Arm Introduces The Cortex-X4, Its Newest Flagship Performance Core
Today, Arm is launching the Cortex-X4, the company’s next-generation flagship performance core and the highest-performance Arm core designed to date.
This article is part of a series of articles from Arm’s Client Tech Day:
- Arm Launches Next-Gen Efficiency Core; Cortex-A520
- Arm Introduces A New Big Core, The Cortex-A720
- Arm Introduces The Cortex-X4, Its Newest Flagship Performance Core
The Cortex-X4 is Arm’s newest flagship core. Arm says it offers 15% performance uplift over the Cortex-X3. Arm wanted to highlight that this represents the 4th generation in a row to deliver double-digit IPC improvement which is also every generation since the Cortex-X series introduction. The performance uplift in the Cortex-X4 comes at minimal area cost of less than 10% for identical cache sizes.
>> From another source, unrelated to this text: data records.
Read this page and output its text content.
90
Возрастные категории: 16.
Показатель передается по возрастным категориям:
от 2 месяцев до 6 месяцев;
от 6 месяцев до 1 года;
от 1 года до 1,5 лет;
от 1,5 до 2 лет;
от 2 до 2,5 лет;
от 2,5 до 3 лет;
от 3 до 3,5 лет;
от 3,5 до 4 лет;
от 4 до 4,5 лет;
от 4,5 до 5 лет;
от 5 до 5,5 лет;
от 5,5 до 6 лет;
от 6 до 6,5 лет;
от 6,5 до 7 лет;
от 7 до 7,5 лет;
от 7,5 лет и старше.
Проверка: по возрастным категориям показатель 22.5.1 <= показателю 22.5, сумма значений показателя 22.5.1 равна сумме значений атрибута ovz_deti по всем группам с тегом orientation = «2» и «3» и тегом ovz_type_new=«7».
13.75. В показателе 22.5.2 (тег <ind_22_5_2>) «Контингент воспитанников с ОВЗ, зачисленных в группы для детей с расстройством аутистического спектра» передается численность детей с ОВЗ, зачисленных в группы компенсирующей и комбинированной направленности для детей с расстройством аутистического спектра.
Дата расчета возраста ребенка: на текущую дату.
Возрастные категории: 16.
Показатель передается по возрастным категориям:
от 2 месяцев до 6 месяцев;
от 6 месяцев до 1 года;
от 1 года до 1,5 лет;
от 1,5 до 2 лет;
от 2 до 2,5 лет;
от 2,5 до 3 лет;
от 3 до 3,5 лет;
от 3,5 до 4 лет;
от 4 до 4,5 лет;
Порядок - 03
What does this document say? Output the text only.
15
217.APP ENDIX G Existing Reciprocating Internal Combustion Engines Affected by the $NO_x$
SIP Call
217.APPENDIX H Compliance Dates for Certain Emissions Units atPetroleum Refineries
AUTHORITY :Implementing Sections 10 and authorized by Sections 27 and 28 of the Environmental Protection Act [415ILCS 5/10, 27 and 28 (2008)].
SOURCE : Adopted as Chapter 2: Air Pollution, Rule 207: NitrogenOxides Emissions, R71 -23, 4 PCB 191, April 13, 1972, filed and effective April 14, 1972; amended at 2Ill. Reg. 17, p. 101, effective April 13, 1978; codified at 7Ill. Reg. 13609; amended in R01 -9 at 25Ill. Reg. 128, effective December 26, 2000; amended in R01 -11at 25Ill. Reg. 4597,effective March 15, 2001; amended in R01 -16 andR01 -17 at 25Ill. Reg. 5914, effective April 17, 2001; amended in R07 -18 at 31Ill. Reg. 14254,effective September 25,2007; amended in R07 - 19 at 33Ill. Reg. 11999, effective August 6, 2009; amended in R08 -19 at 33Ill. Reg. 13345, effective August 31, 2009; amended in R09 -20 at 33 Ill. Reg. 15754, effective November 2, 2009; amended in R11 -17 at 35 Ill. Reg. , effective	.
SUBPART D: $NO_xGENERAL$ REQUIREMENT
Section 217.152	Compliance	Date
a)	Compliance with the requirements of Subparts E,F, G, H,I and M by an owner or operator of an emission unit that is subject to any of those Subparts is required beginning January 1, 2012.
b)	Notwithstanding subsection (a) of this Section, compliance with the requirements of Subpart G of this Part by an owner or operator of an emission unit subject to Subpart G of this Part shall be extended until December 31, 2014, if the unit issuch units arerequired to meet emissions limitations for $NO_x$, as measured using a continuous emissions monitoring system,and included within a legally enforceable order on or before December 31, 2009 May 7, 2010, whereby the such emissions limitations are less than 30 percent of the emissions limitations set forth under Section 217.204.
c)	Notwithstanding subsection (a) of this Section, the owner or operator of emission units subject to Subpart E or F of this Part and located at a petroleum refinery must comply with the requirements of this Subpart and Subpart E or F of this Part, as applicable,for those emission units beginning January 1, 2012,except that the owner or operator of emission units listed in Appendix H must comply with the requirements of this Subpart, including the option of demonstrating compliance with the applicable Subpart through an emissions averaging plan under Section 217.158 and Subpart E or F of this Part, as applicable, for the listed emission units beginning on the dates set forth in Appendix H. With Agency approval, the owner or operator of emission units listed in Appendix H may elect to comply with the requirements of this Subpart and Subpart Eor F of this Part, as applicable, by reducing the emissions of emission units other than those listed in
Like its predecessor, the Cortex-X4 focuses on peak performance that’s needed beyond the performance offered by the Cortex-A720 under various workloads. The Cortex-X4 achieves its performance improvements through numerous changes throughout the pipeline. We will detail some of them here.
Front-End
Arm says that the front-end of the Cortex-X4 has seen some significant changes. The instruction fetch delivery has been completely redesigned. As with the Cortex-A715, it seems that the Cortex-X followed suit and also dropped the macro-operations cache entirely. Instead, the Cortex-X4 widened the pipeline to support up to 10 instructions. The instruction cache was also enhanced accordingly. With a bandwidth increasing to 10 instructions per cycle.
Arm says the new branch predictors accuracy have also been improved with measurable reduction in stalls observed in real workloads. With the changes to the instruction cache and macro-operation cache, branch misprediction penalty was unified and reduced to 10 cycles.
Back-End
The out-of-order back-end has been enhanced as well. On the integer side of the execution unit, Arm updated the MUL unit in the prior generations into a full MAC unit. That means the X4 now has 2 integer MAC units. A third branch unit has also been added. Finally, two additional integer ALUs were added for a total of 8 – 6 of which are on dedicated pipes.
The out-of-order buffer on the Cortex-X4 was increased by 20% from 320 on the Cortex-X3 to 384 here. In fact, Arm has been increasing the ROB by anywhere from 10-30% each generation. To put that in perspective, the Cortex-X4 ROB is now bigger than Intel’s Sunny Cove core which had 352 entries – albeit not nearly as much as Golden Cove with a whopping 512-entries ROB.
Reorder Buffer | |||||
---|---|---|---|---|---|
uArch | Cortex-X1 | Cortex-X2 | Cortex-X3 | Cortex-X4 | |
Dispatch | 8/cycle | 8/cycle | 8/cycle | 10/cycle | |
Max In-flight | 224 | 288 | 320 | 384 |
On the floating-point side, Arm fully pipelined the divider/sqrt units. The pipes and units themselves remain unchanged.
Memory
On the memory subsystem side, Arm re-balanced the pipes. Whereas previously, the Cortex-X3 had two generic AGUs and a single dedicated load AGU, the Cortex-X4 now only has a single generic AGU along with two load AGUs and one store AGU.
As with the instruction caches, the Cortex-X4 also received enhancements to the data prefetchers. Arm says it has also added a new L1 temporal data prefetcher. Arm says it also reduced L1 data bank conflicts and doubled the L1 TLB as part of the L1 changes.
The private L2 cache on the Cortex-X4 is also enlarged. System integrators can now opt to integrate as much as 2 MiB of L2 cache which would double the L2 cache over the prior generation. System designers can opt to use smaller cache sizes in more restricted environments if too, if desired. Arm says that there is no latency hit for the larger caches. This option allows for higher performance on applications with large memory footprint that could use the closer proximity to the cores for frequent references.
All in all, the Cortex-X4 delivers around 13% IPC improvement at ISO-frequency and L3 (albeit with the larger L2).